Die AVV Klima verpflichtet die Vergabestellen, Emissionsdaten, soweit verfügbar, zu beschaffen und zu monetarisieren. Grundlage ist der nach dem Brennstoffemissionshandelsgesetz (BEHG) festgelegte CO₂-Preis, der als Schattenpreis in die Bewertung eingeht. Für 2025 liegt dieser Preis bei 55 Euro pro Tonne CO₂, was erhebliche Auswirkungen auf Lebenszykluskostenmodelle haben kann.

Die einzelnen Verfahrensphasen unter der AVV Klima

Bedarfsermittlung

In der ersten Phase der Bedarfsermittlung verlangt § 2 AVV Klima die Prüfung klimarelevanter Alternativen. Vergabestellen müssen ermitteln, ob sich der Bedarf durch Wiederverwendung, Leasing, Reparatur oder Gebrauchtkauf decken lässt. Diese Pflicht transformiert das traditionelle Vergabeverständnis: Beschaffung soll nicht nur Deckung des Bedarfs, sondern auch Beitrag zur Emissionsminderung leisten. Die Prüfung ist zu dokumentieren, ebenso wie Gründe für den Ausschluss klimafreundlicher Alternativen. Unternehmen profitieren von dieser Phase, wenn sie modulare, langlebige oder energieeffiziente Produkte anbieten, da diese in der Emissionsprognose regelmäßig günstiger abschneiden.

Leistungsbeschreibung

§ 4 AVV Klima verpflichtet zur Formulierung des höchsten erreichbaren Energieeffizienzniveaus. Technische Spezifikationen müssen funktional sein, also auf Zielgrößen wie Energiebedarf oder CO₂-Emissionen abstellen, statt auf konkrete Produkte. Gütezeichen dürfen nur dann gefordert werden, wenn sie den Anforderungen des § 34 VgV entsprechen und gleichwertige Nachweise zugelassen werden. Diese Gleichwertigkeitsklausel schützt KMU – und sichert zugleich die Wettbewerbsneutralität.

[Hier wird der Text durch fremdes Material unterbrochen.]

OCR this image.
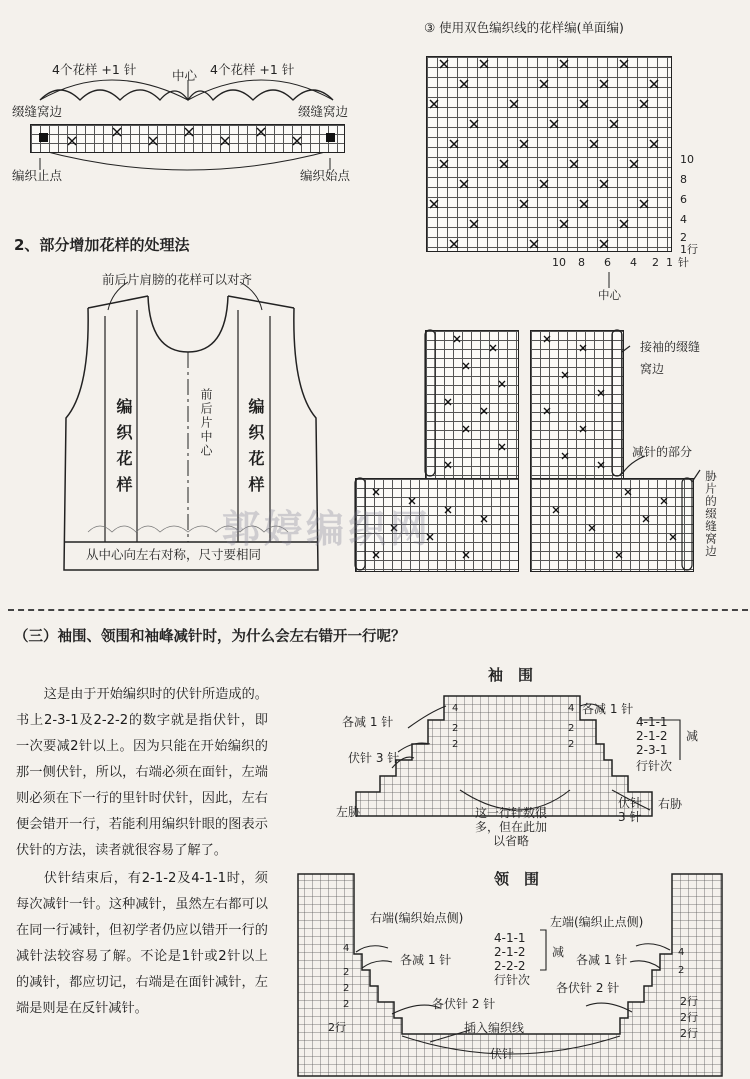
4个花样 +1 针	中心 4个花样 +1 针
缀缝窝边	缀缝窝边
编织止点	编织始点
2、部分增加花样的处理法
前后片肩膀的花样可以对齐
编织花样	编织花样
前后片中心
从中心向左右对称，尺寸要相同
③ 使用双色编织线的花样编(单面编)
10
8
6
4
2
1行
10 8 6 4 2 1 针
中心
接袖的缀缝窝边
减针的部分
胁片的缀缝窝边
郭婷编织网
（三）袖围、领围和袖峰减针时，为什么会左右错开一行呢？

这是由于开始编织时的伏针所造成的。书上2-3-1及2-2-2的数字就是指伏针，即一次要减2针以上。因为只能在开始编织的那一侧伏针，所以，右端必须在面针，左端则必须在下一行的里针时伏针，因此，左右便会错开一行，若能利用编织针眼的图表示伏针的方法，读者就很容易了解了。

伏针结束后，有2-1-2及4-1-1时，须每次减针一针。这种减针，虽然左右都可以在同一行减针，但初学者仍应以错开一行的减针法较容易了解。不论是1针或2针以上的减针，都应切记，右端是在面针减针，左端是则是在反针减针。

袖　围
4	4
2
2
2
2
各减 1 针
各减 1 针
伏针 3 针
伏针3 针
左胁
右胁
4-1-1
2-1-2
2-3-1
减
行针次
这一行针数很多，但在此加以省略
领　围
右端(编织始点侧)	左端(编织止点侧)
4-1-1
2-1-2
2-2-2
行针次
减
各减 1 针	各减 1 针
各伏针 2 针
各伏针 2 针
插入编织线
伏针
4
2
2
2
2行
4
2
2行
2行
2行
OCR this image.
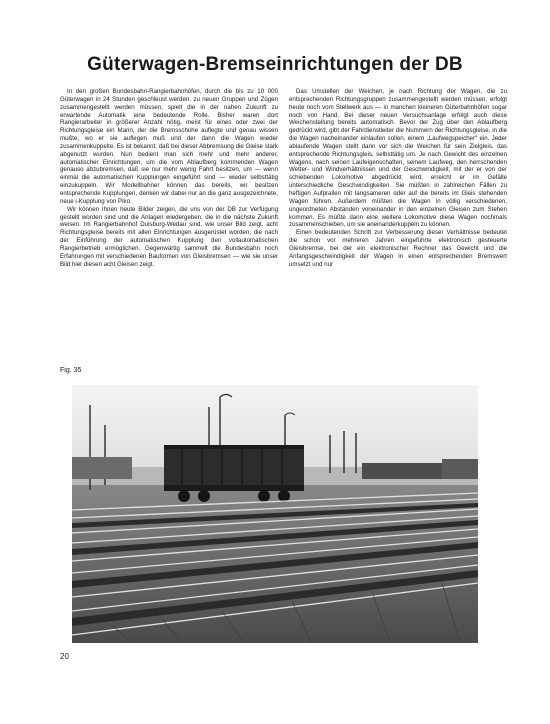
Güterwagen-Bremseinrichtungen der DB

In den großen Bundesbahn-Rangierbahnhöfen, durch die bis zu 10 000 Güterwagen in 24 Stunden geschleust werden, zu neuen Gruppen und Zügen zusammengestellt werden müssen, spielt die in der nahen Zukunft zu erwartende Automatik eine bedeutende Rolle. Bisher waren dort Rangierarbeiter in größerer Anzahl nötig, meist für eines oder zwei der Richtungsgleise ein Mann, der die Bremsschuhe auflegte und genau wissen mußte, wo er sie auflegen muß und der dann die Wagen wieder zusammenkuppelte. Es ist bekannt, daß bei dieser Abbremsung die Gleise stark abgenutzt wurden. Nun bedient man sich mehr und mehr anderer, automatischer Einrichtungen, um die vom Ablaufberg kommenden Wagen genauso abzubremsen, daß sie nur mehr wenig Fahrt besitzen, um — wenn einmal die automatischen Kupplungen eingeführt sind — wieder selbsttätig einzukuppeln. Wir Modellbahner können das bereits, wir besitzen entsprechende Kupplungen, denken wir dabei nur an die ganz ausgezeichnete, neue i-Kupplung von Piko.

Wir können Ihnen heute Bilder zeigen, die uns von der DB zur Verfügung gestellt worden sind und die Anlagen wiedergeben, die in die nächste Zukunft weisen. Im Rangierbahnhof Duisburg-Wedau sind, wie unser Bild zeigt, acht Richtungsgleise bereits mit allen Einrichtungen ausgerüstet worden, die nach der Einführung der automatischen Kupplung den vollautomatischen Rangierbetrieb ermöglichen. Gegenwärtig sammelt die Bundesbahn noch Erfahrungen mit verschiedenen Bauformen von Gleisbremsen — wie sie unser Bild hier diesen acht Gleisen zeigt.

Das Umstellen der Weichen, je nach Richtung der Wagen, die zu entsprechenden Richtungsgruppen zusammengestellt werden müssen, erfolgt heute noch vom Stellwerk aus — in manchen kleineren Güterbahnhöfen sogar noch von Hand. Bei dieser neuen Versuchsanlage erfolgt auch diese Weichenstellung bereits automatisch. Bevor der Zug über den Ablaufberg gedrückt wird, gibt der Fahrdienstleiter die Nummern der Richtungsgleise, in die die Wagen nacheinander einlaufen sollen, einem „Laufwegspeicher“ ein. Jeder ablaufende Wagen stellt dann vor sich die Weichen für sein Zielgleis, das entsprechende Richtungsgleis, selbsttätig um. Je nach Gewicht des einzelnen Wagens, nach seinen Laufeigenschaften, seinem Laufweg, den herrschenden Wetter- und Windverhältnissen und der Geschwindigkeit, mit der er von der schiebenden Lokomotive abgedrückt wird, erreicht er im Gefälle unterschiedliche Geschwindigkeiten. Sie müßten in zahlreichen Fällen zu heftigen Aufprallen mit langsameren oder auf die bereits im Gleis stehenden Wagen führen. Außerdem müßten die Wagen in völlig verschiedenen, ungeordneten Abständen voneinander in den einzelnen Gleisen zum Stehen kommen. Es müßte dann eine weitere Lokomotive diese Wagen nochmals zusammenschieben, um sie aneinanderkuppeln zu können.

Einen bedeutenden Schritt zur Verbesserung dieser Verhältnisse bedeutet die schon vor mehreren Jahren eingeführte elektronisch gesteuerte Gleisbremse, bei der ein elektronischer Rechner das Gewicht und die Anfangsgeschwindigkeit der Wagen in einen entsprechenden Bremswert umsetzt und nur

Fig. 35
20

Zuschlagskriterien und Lebenszykluskosten

Das Herzstück der AVV Klima bildet die Zuschlagswertung. Statt allein auf den Preis abzustellen, müssen Vergabestellen das wirtschaftlichste Angebot anhand von Lebenszykluskosten bewerten (§ 59 VgV). Dazu gehören Anschaffungs-, Betriebs-, Wartungs- und Entsorgungskosten sowie monetarisierte Emissionen. Der Zuschlag soll an das Angebot gehen, das das beste Verhältnis von Preis, Qualität und Emissionsbilanz bietet. Dieses Paradigma verschiebt das Beschaffungsziel von kurzfristiger Kostenminimierung hin zu langfristiger Klimawirkung und Wirtschaftlichkeit.

Vertragsdurchführung

Auch nach Zuschlag wirkt die AVV Klima fort. In der Vertragsphase können Umsetzungs- und Berichtspflichten vereinbart werden, etwa regelmäßige Emissionsnachweise oder Wartungsintervalle zur Effizienzprüfung. Bestimmte Produkte, wie Heizpilze oder Einwegplastik, sind nach Anlage 1 AVV Klima grundsätzlich ausgeschlossen. Ausnahmen sind nur bei dringendem öffentlichen Interesse möglich und müssen dokumentiert werden.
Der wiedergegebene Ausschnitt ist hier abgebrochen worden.